A Midsummer Night’s Dream at the Park Square Theater

1. I love pretty much every thing I see at Park Square Theater. The size of the venue is great and the kids and I can always see the stage. The production values are high. The casts are almost always racially and ethnically diverse. And the shows are just good. Well done, well performed, well produced. I just like ’em.

2. We took the kids to see a school matinee of A Midsummer Night’s Dream. As Shakespeare goes, this is a pretty good one for a brace of nine-year-olds. It’s funny. It’s about poor decision making on a level that makes sense to kids. And even if my kids aren’t in the realm of love and sex dramas yet, personally, they understand when people are behaving like idiots.

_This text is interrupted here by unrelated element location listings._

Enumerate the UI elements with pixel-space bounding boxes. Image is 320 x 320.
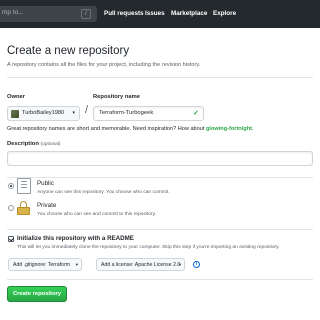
caret-down-icon: ▾ <box>178 262 181 267</box>
hint-suffix: . <box>251 126 254 132</box>
divider <box>7 77 313 78</box>
repo-name-label: Repository name <box>93 94 141 100</box>
init-readme-checkbox[interactable] <box>8 236 14 242</box>
owner-label: Owner <box>7 94 26 100</box>
info-icon[interactable]: i <box>193 261 200 268</box>
public-title: Public <box>37 180 54 187</box>
create-repository-button[interactable]: Create repository <box>7 286 67 302</box>
nav-pull-requests[interactable]: Pull requests <box>104 10 144 17</box>
private-title: Private <box>37 202 57 209</box>
repo-name-input[interactable]: Terraform-Turbogeek ✓ <box>93 106 204 121</box>
slash-shortcut-icon: / <box>81 9 91 19</box>
lock-icon <box>17 201 30 215</box>
owner-select[interactable]: TurboBailey1980 ▾ <box>7 106 80 121</box>
license-dropdown[interactable]: Add a license: Apache License 2.0 ▾ <box>96 258 185 271</box>
owner-value: TurboBailey1980 <box>22 110 65 116</box>
top-header: mp to... / Pull requests Issues Marketpl… <box>0 0 320 28</box>
lock-body <box>17 207 30 215</box>
init-readme-description: This will let you immediately clone the … <box>17 245 280 250</box>
hint-text: Great repository names are short and mem… <box>7 126 206 132</box>
description-input[interactable] <box>7 151 313 166</box>
divider <box>7 229 313 230</box>
caret-down-icon: ▾ <box>75 262 78 267</box>
public-description: Anyone can see this repository. You choo… <box>37 190 170 195</box>
name-suggestion-link[interactable]: glowing-fortnight <box>206 126 252 132</box>
repo-name-value: Terraform-Turbogeek <box>99 110 154 116</box>
license-value: Add a license: Apache License 2.0 <box>101 262 181 268</box>
gitignore-value: Add .gitignore: Terraform <box>13 262 70 268</box>
optional-tag: (optional) <box>40 142 61 147</box>
page-subtitle: A repository contains all the files for … <box>7 62 201 68</box>
path-separator: / <box>85 104 89 116</box>
private-description: You choose who can see and commit to thi… <box>37 212 157 217</box>
init-readme-title: Initialize this repository with a README <box>17 235 134 242</box>
nav-explore[interactable]: Explore <box>213 10 236 17</box>
description-label: Description (optional) <box>7 141 61 147</box>
description-label-text: Description <box>7 141 39 147</box>
private-radio[interactable] <box>8 205 14 211</box>
gitignore-dropdown[interactable]: Add .gitignore: Terraform ▾ <box>8 258 82 271</box>
divider <box>7 279 313 280</box>
divider <box>7 177 313 178</box>
search-input[interactable]: mp to... / <box>0 6 97 22</box>
public-radio[interactable] <box>8 183 14 189</box>
search-placeholder: mp to... <box>2 9 24 16</box>
avatar <box>11 110 19 118</box>
repo-book-icon <box>17 178 31 194</box>
caret-down-icon: ▾ <box>72 110 75 116</box>
nav-marketplace[interactable]: Marketplace <box>171 10 207 17</box>
page-title: Create a new repository <box>7 45 130 57</box>
repo-name-hint: Great repository names are short and mem… <box>7 126 254 132</box>
nav-issues[interactable]: Issues <box>145 10 165 17</box>
check-icon: ✓ <box>193 110 199 117</box>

The theater was packed. Absolutely full, mostly of high school students. Who were loud and restless and talkative during all the waiting around, and were reasonably quiet and attentive during the actual show. I was pleased to see the show was nearly sold out — both for the continued health of Park Square’s student matinees, and for the future of cultural literacy in the world.

3. I always forget just how many quotable lines of Shakespeare come from this play. Sheesh.

4. I’ve seen MND at the Guthrie, and I’ve seen the movie, and I’ve seen snippets on YouTube. But I had never seen a production until this one that made the second act fight between the four young lovers abso-fucking-lutely hilarious. I was wheezing, I was laughing so hard. K fell off her chair. And the Pyramus and Thisby at the end? Riotously funny.

5. In a bit of casting which I am not-at-all-clear on the traditionality of, the actors doubled and tripled up on their roles. The Duke and Hippolyta were Oberon and Titania. The young lovers were also players, and also faeries. Only the actor playing Bottom had a single role. It worked very well, especially in the final scenes.

6. Dave Gangler played Puck. He did a very, very nice job with a role that is oft-borrowed in other stories. (Dead Poets Society, I’m looking at YOU.) He was athletic, and reasonably acrobatic, and capered very believably. He also did a bit of under-pitching some of Puck’s most famous lines, blending them into the rest of the speeches. I approve.

7. The young lovers were Hope Cervantes as Hermia, Ricardo Vazquez as Lysander, Adia Morris as Helena, and Eric Sharp as Demetrius. (We had seen Sharp recently, in the Mu Performing Arts’ Into the Woods. My daughter told me he played Rapunzel’s Prince.)

Cervantes was engaging and compelling right from the start. By the time we got to her big fight with Helena after the intermission, she was hilarious. I found Morris’s Helena kinda meh in the first act, but also incredibly funny in the second. I think that has more to do with Helena than with Morris’s skills — I find Helena kinda hard to take. Vazquez and Sharp were perfectly fine in the first act, and came to life in the second. Again, I think this has a lot more to do with the characters-as-written than with any deficiencies in acting. When given a chance to more more than harp on the single note each character starts out with, all the actors were good.

8. Terry Hempleman played Bottom. Now, I traditionally find the slapstick parts of Shakespeare to be the parts least interesting to me. Not so, here! Bottom and the the players were lively, engaging, and very funny. Much, I imagine, as they were intended to be all along. Hempleman did something I’d never seen before – Bottom was funny but still retained his essential dignity. Very well done, Mr. Hempleman.

9. The kids loved it. Not just my kids, either. The students in the theater were engaged. When Helena and Hermia began to fight? I distinctly heard someone a few seats over suck in her breath through her teeth in a way I cannot imitate, but which clearly means, “shit is going DOWN, my friends”. And the bit at the end, with the Wall? The actors had to wait for the laughter die back.

10. This is a good show. If you’re local, I recommend it. I also recommend you take a look at the rest of PSTs season. There’s a lot of fun stuff coming up. I intend to go to more of it.


3 Responses

  1. “Hempleman did something I’d never seen before – Bottom was funny but still retained his essential dignity.”

    To me that’s the essence of — well, any given buffoon character in comedy (“Arrested Development” is really good at this, for instance) — but particularly of Bottom, I think.

    The double casting of Theseus/Hippolyta & Oberon/Titania is pretty common (to the point of being tired, really), but I hadn’t encountered that use of the rest of the cast, and I think that would be fun.

  2. @Caroline I expect this is a thing that I am Late To The Party on, but it never occurred to me that the fart-joke guy in Shakespeare is supposed to have dignity. It legit completely changes how I feel about things.

    tl;dr – Good Shakespeare is AWESOME.

  3. I wouldn’t say that ALL Shakespeare’s comedy characters have dignity, necessarily (though there’s probably room to play them that way) but it seems to be a theme he plays with a lot. I think the production where Kevin Kline plays Bottom does a good job of showing this.

    Also, Helena IS hard to take, though in a way that makes her almost the most believable character in the play — I can imagine encountering this person IRL, and avoiding her.